17

I'm working on a website running on a shared Apache v2.2 server, so all configuration is via .htaccess files, and I wanted to use mod_rewrite to map URLs to the filesystem in less-than-completely-straightforward way. Just for example's sake, let's say that what I wanted to do was this:

  • Map URL www.mysite.com/Alice to filesystem folder /public_html/Bob
  • Map URL www.mysite.com/Bob to filesystem folder /public_html/Alice

Now, after several hours work carefully designing the ruleset (the real one, not the Alice/Bob one!) I put all my carefully crafted rewriting rules in a .htaccess file in /public_html, and tested it out ...only to get a 500 server error!

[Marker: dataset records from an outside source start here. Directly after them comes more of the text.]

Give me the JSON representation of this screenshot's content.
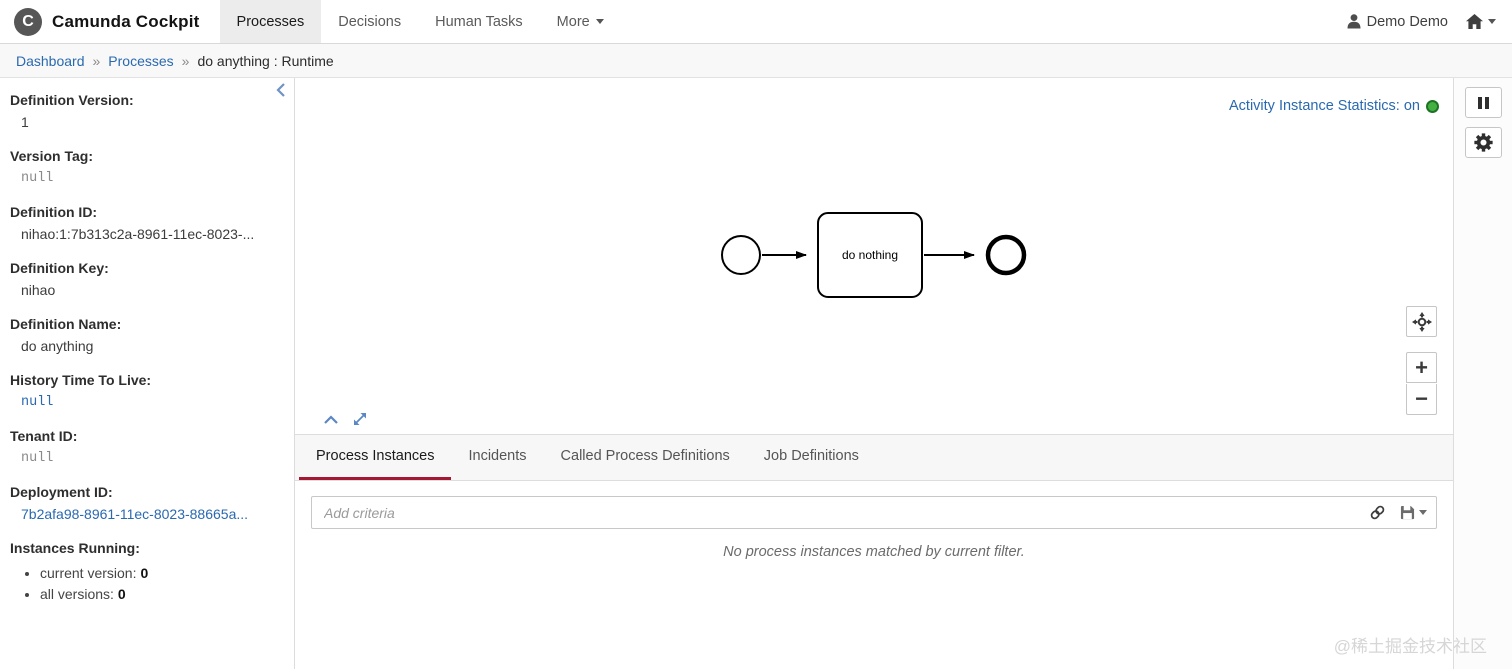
{
  "colors": {
    "accent_red": "#a31933",
    "link_blue": "#2a69b0",
    "status_green": "#44b042"
  },
  "header": {
    "app_title": "Camunda Cockpit",
    "logo_letter": "C",
    "nav": [
      {
        "label": "Processes",
        "active": true
      },
      {
        "label": "Decisions",
        "active": false
      },
      {
        "label": "Human Tasks",
        "active": false
      },
      {
        "label": "More",
        "active": false
      }
    ],
    "user_name": "Demo Demo"
  },
  "breadcrumb": {
    "separator": "»",
    "items": [
      {
        "label": "Dashboard",
        "type": "link"
      },
      {
        "label": "Processes",
        "type": "link"
      },
      {
        "label": "do anything : Runtime",
        "type": "current"
      }
    ]
  },
  "sidebar": {
    "fields": [
      {
        "label": "Definition Version:",
        "value": "1",
        "style": "plain"
      },
      {
        "label": "Version Tag:",
        "value": "null",
        "style": "code"
      },
      {
        "label": "Definition ID:",
        "value": "nihao:1:7b313c2a-8961-11ec-8023-...",
        "style": "plain"
      },
      {
        "label": "Definition Key:",
        "value": "nihao",
        "style": "plain"
      },
      {
        "label": "Definition Name:",
        "value": "do anything",
        "style": "plain"
      },
      {
        "label": "History Time To Live:",
        "value": "null",
        "style": "code-link"
      },
      {
        "label": "Tenant ID:",
        "value": "null",
        "style": "code"
      },
      {
        "label": "Deployment ID:",
        "value": "7b2afa98-8961-11ec-8023-88665a...",
        "style": "link"
      }
    ],
    "instances_running": {
      "label": "Instances Running:",
      "items": [
        {
          "label": "current version:",
          "value": "0"
        },
        {
          "label": "all versions:",
          "value": "0"
        }
      ]
    }
  },
  "diagram": {
    "stats_label": "Activity Instance Statistics: on",
    "status": "on",
    "task_label": "do nothing",
    "elements": [
      {
        "type": "startEvent"
      },
      {
        "type": "task",
        "name": "do nothing"
      },
      {
        "type": "endEvent"
      }
    ],
    "zoom_in_label": "+",
    "zoom_out_label": "−"
  },
  "tabs": [
    {
      "label": "Process Instances",
      "active": true
    },
    {
      "label": "Incidents",
      "active": false
    },
    {
      "label": "Called Process Definitions",
      "active": false
    },
    {
      "label": "Job Definitions",
      "active": false
    }
  ],
  "filter": {
    "placeholder": "Add criteria",
    "empty_message": "No process instances matched by current filter."
  },
  "icons": {
    "user": "person-icon",
    "home": "home-icon",
    "pause": "pause-icon",
    "settings": "gear-icon",
    "reset_view": "crosshair-icon",
    "collapse_panel": "chevron-up-icon",
    "expand_panel": "expand-diagonal-icon",
    "collapse_sidebar": "chevron-left-icon",
    "copy_link": "link-icon",
    "save_filter": "floppy-icon"
  },
  "watermark": "@稀土掘金技术社区"
}
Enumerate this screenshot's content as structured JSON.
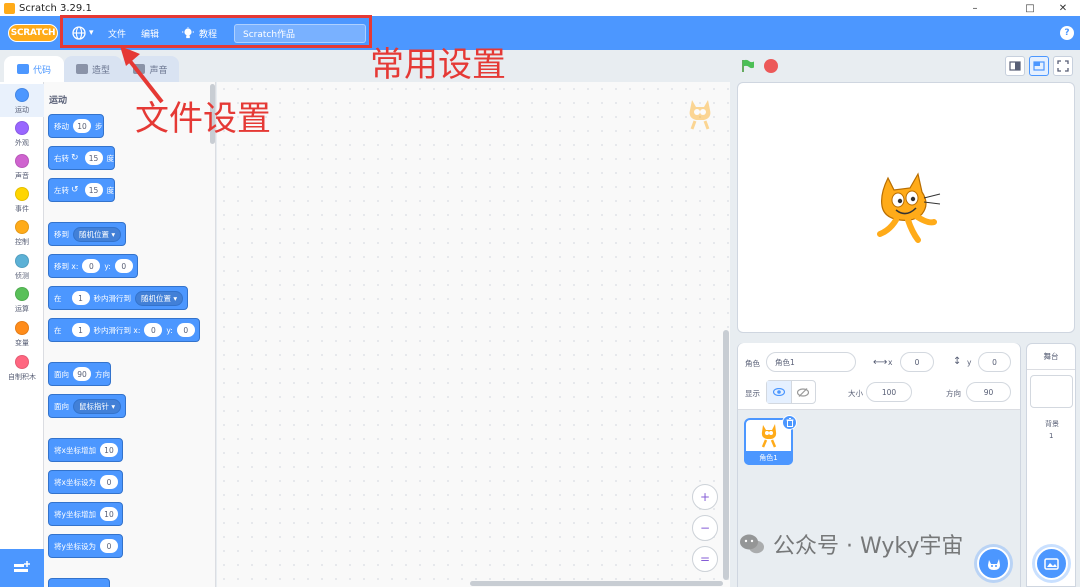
{
  "window": {
    "title": "Scratch 3.29.1",
    "minimize": "–",
    "maximize": "□",
    "close": "✕"
  },
  "menubar": {
    "logo": "SCRATCH",
    "language_icon": "globe-icon",
    "language_caret": "▾",
    "file": "文件",
    "edit": "编辑",
    "tutorials": "教程",
    "project_title": "Scratch作品",
    "help": "?"
  },
  "tabs": {
    "code": "代码",
    "costumes": "造型",
    "sounds": "声音"
  },
  "categories": [
    {
      "label": "运动",
      "color": "#4c97ff"
    },
    {
      "label": "外观",
      "color": "#9966ff"
    },
    {
      "label": "声音",
      "color": "#cf63cf"
    },
    {
      "label": "事件",
      "color": "#ffd500"
    },
    {
      "label": "控制",
      "color": "#ffab19"
    },
    {
      "label": "侦测",
      "color": "#5cb1d6"
    },
    {
      "label": "运算",
      "color": "#59c059"
    },
    {
      "label": "变量",
      "color": "#ff8c1a"
    },
    {
      "label": "自制积木",
      "color": "#ff6680"
    }
  ],
  "palette": {
    "heading": "运动",
    "move": {
      "pre": "移动",
      "value": "10",
      "post": "步"
    },
    "turn_right": {
      "pre": "右转",
      "glyph": "↻",
      "value": "15",
      "post": "度"
    },
    "turn_left": {
      "pre": "左转",
      "glyph": "↺",
      "value": "15",
      "post": "度"
    },
    "goto": {
      "pre": "移到",
      "dropdown": "随机位置 ▾"
    },
    "goto_xy": {
      "pre": "移到 x:",
      "x": "0",
      "mid": "y:",
      "y": "0"
    },
    "glide": {
      "pre": "在",
      "value": "1",
      "mid": "秒内滑行到",
      "dropdown": "随机位置 ▾"
    },
    "glide_xy": {
      "pre": "在",
      "value": "1",
      "mid": "秒内滑行到 x:",
      "x": "0",
      "mid2": "y:",
      "y": "0"
    },
    "point": {
      "pre": "面向",
      "value": "90",
      "post": "方向"
    },
    "point_towards": {
      "pre": "面向",
      "dropdown": "鼠标指针 ▾"
    },
    "change_x": {
      "pre": "将x坐标增加",
      "value": "10"
    },
    "set_x": {
      "pre": "将x坐标设为",
      "value": "0"
    },
    "change_y": {
      "pre": "将y坐标增加",
      "value": "10"
    },
    "set_y": {
      "pre": "将y坐标设为",
      "value": "0"
    }
  },
  "zoom": {
    "in": "+",
    "out": "−",
    "reset": "="
  },
  "sprite_info": {
    "sprite_label": "角色",
    "sprite_name": "角色1",
    "x_label": "x",
    "x_value": "0",
    "y_label": "y",
    "y_value": "0",
    "show_label": "显示",
    "size_label": "大小",
    "size_value": "100",
    "direction_label": "方向",
    "direction_value": "90"
  },
  "sprites": [
    {
      "name": "角色1"
    }
  ],
  "stage_panel": {
    "title": "舞台",
    "backdrops_label": "背景",
    "backdrops_count": "1"
  },
  "annotations": {
    "common_settings": "常用设置",
    "file_settings": "文件设置",
    "color": "#e53935"
  },
  "watermark": "公众号 · Wyky宇宙"
}
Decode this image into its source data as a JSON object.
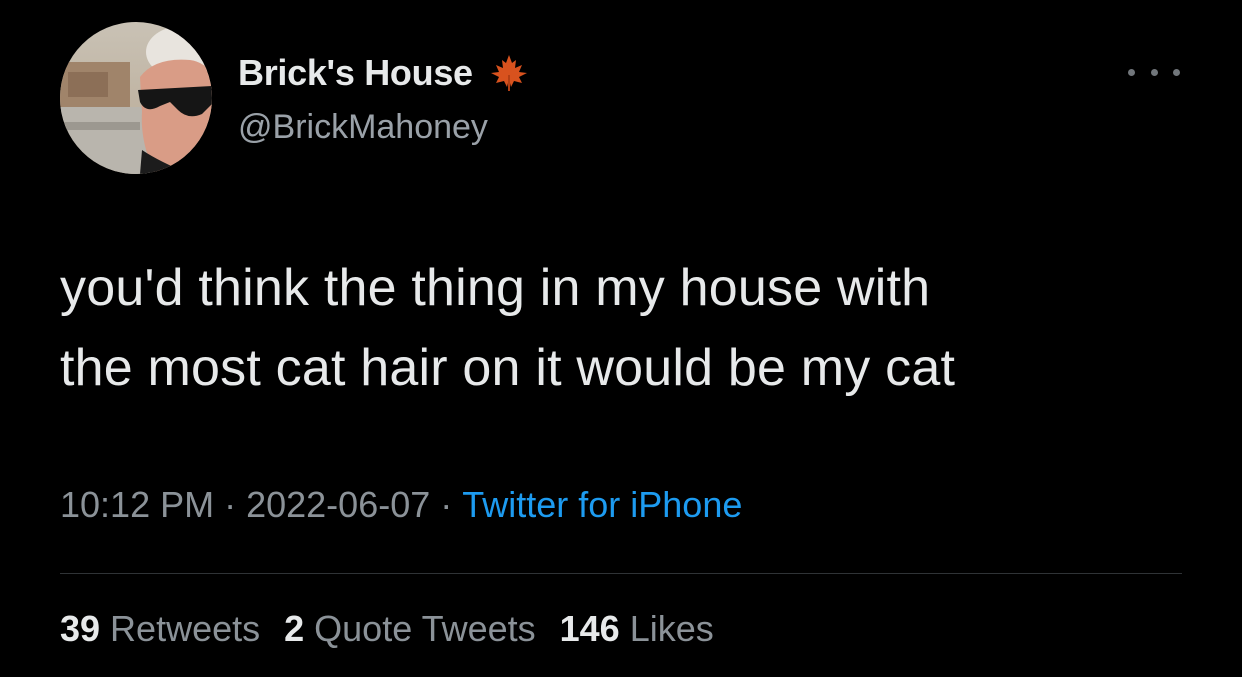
{
  "tweet": {
    "author": {
      "display_name": "Brick's House",
      "badge_icon": "maple-leaf-icon",
      "handle": "@BrickMahoney"
    },
    "more_icon": "more-options-icon",
    "text_lines": [
      "you'd think the thing in my house with",
      "the most cat hair on it would be my cat"
    ],
    "meta": {
      "time": "10:12 PM",
      "separator": "·",
      "date": "2022-06-07",
      "source": "Twitter for iPhone"
    },
    "stats": [
      {
        "count": "39",
        "label": "Retweets"
      },
      {
        "count": "2",
        "label": "Quote Tweets"
      },
      {
        "count": "146",
        "label": "Likes"
      }
    ]
  },
  "colors": {
    "background": "#000000",
    "primary_text": "#e7e9ea",
    "secondary_text": "#8b9298",
    "link": "#1d9bf0",
    "maple_leaf": "#d8521e",
    "divider": "#2f3336"
  }
}
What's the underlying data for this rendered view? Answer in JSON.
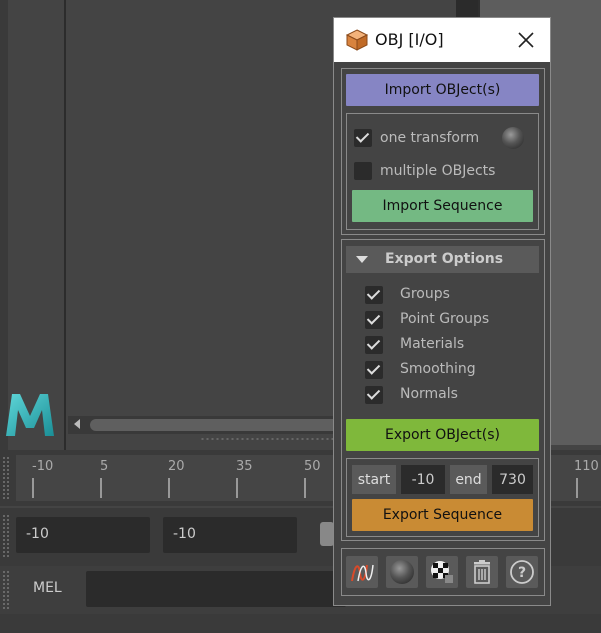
{
  "window": {
    "title": "OBJ [I/O]"
  },
  "import_section": {
    "import_button": "Import OBJect(s)",
    "one_transform_label": "one transform",
    "one_transform_checked": true,
    "multiple_objects_label": "multiple OBJects",
    "multiple_objects_checked": false,
    "import_sequence_button": "Import Sequence"
  },
  "export_options": {
    "header": "Export Options",
    "items": [
      {
        "label": "Groups",
        "checked": true
      },
      {
        "label": "Point Groups",
        "checked": true
      },
      {
        "label": "Materials",
        "checked": true
      },
      {
        "label": "Smoothing",
        "checked": true
      },
      {
        "label": "Normals",
        "checked": true
      }
    ],
    "export_button": "Export OBJect(s)"
  },
  "sequence": {
    "start_label": "start",
    "start_value": "-10",
    "end_label": "end",
    "end_value": "730",
    "export_sequence_button": "Export Sequence"
  },
  "toolbar": {
    "icons": [
      "curve-icon",
      "sphere-icon",
      "checker-shader-icon",
      "trash-icon",
      "help-icon"
    ]
  },
  "timeline": {
    "ticks": [
      "-10",
      "5",
      "20",
      "35",
      "50",
      "110"
    ]
  },
  "range": {
    "start_value": "-10",
    "playback_start": "-10"
  },
  "command_line": {
    "label": "MEL"
  },
  "colors": {
    "import_button": "#8685c4",
    "import_sequence_button": "#74b983",
    "export_button": "#7fb83b",
    "export_sequence_button": "#c98b34",
    "maya_logo": "#2ab3b8"
  }
}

I'd been caught out by a well documented "gotcha!" in Apache: When mod_rewrite rules are used inside a .htaccess file, a re-written URL is re-submitted for another round of processing (as if it were an external request). That happens so that any rules in the target folder of the re-written request can be applied, but it can result in some very counter-intuitive behaviour by the webserver!

In the above example, that means that a request for www.mysite.com/Alice/foo.html gets rewritten to /Bob/foo.html, and then resubmitted (internally) to the server as a request for www.mysite.com/Bob/foo.html. This is then re-rewritten back to /Alice/foo.html and resubmitted, which causes it to get re-re-rewritten to /Bob/foo.html, and so on; an infinite loop ensues... broken only by a server timeout error.


The question is, how to ensure that a .htaccess mod_rewrite ruleset only gets applied ONCE?


The [L] flag in a RewriteRule stops all further rewriting during a single pass through the ruleset, but doesn't stop the entire ruleset from being re-applied after the re-written URL is resubmitted to the server. According to the documentation, Apache v2.3.9+ (currently in Beta) contains an [END] flag that provides precisely this functionality. Unfortunately, the web host is still using Apache 2.2, and they declined my polite request to upgrade to the beta version!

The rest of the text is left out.